In [2]:
import requests
from tqdm.auto import tqdm
import pandas as pd
import csv
import re


#### __Файлы__:
* файлы с id городов, распределенных по странам ___(e. g. Russia.txt)___, где строка - _id,title_ (список с названиями стран СНГ - _cis_countries_);
* файлы с маршрутами ___(all_routes.csv)___ со столбцами _type_, _route_, _num_;
* файл с уникальными городами ___(cities_ids.txt)___, где строка - _id,title_.


Открываем файл со всеми путями, распределенными по полу и типу перемещения, создаем соответствующие датафреймы:

In [2]:
df_ = pd.read_csv('all_routes.csv', sep='\t')
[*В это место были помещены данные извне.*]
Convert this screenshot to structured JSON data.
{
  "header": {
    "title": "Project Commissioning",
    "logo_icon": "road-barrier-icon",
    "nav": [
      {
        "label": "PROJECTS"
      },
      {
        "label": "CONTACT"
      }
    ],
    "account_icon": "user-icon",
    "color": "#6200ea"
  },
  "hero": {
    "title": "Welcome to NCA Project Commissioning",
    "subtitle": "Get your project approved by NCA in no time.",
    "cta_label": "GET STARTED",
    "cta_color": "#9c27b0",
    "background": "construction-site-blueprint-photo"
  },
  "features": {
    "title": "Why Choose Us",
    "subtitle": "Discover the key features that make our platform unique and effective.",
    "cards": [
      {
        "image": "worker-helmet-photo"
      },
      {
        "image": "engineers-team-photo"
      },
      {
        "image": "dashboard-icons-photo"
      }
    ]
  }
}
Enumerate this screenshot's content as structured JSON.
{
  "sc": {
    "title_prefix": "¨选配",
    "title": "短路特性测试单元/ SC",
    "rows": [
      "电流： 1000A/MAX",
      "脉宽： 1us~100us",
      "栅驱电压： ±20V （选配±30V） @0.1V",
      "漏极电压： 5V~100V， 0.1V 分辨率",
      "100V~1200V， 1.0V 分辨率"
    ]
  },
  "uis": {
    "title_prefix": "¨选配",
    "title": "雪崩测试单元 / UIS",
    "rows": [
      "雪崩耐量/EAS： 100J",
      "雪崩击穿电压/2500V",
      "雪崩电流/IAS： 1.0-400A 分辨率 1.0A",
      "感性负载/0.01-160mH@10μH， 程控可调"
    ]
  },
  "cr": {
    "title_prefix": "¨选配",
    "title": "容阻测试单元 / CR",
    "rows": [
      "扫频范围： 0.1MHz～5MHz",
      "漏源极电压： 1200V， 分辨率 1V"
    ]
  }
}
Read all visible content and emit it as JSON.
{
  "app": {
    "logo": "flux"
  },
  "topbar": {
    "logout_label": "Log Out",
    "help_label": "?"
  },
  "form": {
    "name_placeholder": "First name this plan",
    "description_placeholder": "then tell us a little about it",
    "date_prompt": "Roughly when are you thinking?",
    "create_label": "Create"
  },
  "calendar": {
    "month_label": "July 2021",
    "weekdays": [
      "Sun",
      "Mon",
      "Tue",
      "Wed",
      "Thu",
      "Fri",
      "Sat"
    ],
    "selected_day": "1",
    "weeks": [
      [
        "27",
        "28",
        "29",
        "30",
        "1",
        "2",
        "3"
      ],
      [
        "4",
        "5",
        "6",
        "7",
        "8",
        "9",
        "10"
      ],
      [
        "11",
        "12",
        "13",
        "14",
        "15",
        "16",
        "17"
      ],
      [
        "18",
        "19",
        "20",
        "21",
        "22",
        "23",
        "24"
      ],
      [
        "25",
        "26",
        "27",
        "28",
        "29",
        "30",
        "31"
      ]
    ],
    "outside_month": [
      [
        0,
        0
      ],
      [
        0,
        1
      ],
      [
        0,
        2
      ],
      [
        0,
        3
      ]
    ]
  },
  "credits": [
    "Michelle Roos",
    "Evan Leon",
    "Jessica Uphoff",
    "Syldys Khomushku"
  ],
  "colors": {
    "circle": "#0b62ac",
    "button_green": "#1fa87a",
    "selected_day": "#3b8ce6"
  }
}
df_work = df_[df_['type'] == 'work']
df_school = df_[df_['type'] == 'school']
df_stou = df_[df_['type'] == 'school_to_university']
df_university = df_[df_['type'] == 'university']
df_full = df_[df_['type'] == 'full']


Разделяем данные на сами маршруты и их количество:

In [3]:
routes_work_route = list(df_work['route'])
routes_school_route = list(df_school['route'])
routes_stou_route = list(df_stou['route'])
routes_university_route = list(df_university['route'])
routes_full_route = list(df_full['route'])

routes_work_num = list(df_work['num'])
routes_school_num = list(df_school['num'])
routes_stou_num = list(df_stou['num'])
routes_university_num = list(df_university['num'])
routes_full_num = list(df_full['num'])


Открываем списки городов каждой страны и заменяем каждый город в каждом маршруте на страну, которой он принадлежит:

In [4]:
def make_countries_routes(filename):
    with open(filename, 'r', encoding='utf-8') as country_file:
        country_cities = country_file.read().split('\n')
        cities = []
        del country_cities[-1]
        for i in country_cities:
            id_title = i.split(',')
            cities.append(id_title[0]) 
    return cities


In [5]:
russia = make_countries_routes('Russia.txt')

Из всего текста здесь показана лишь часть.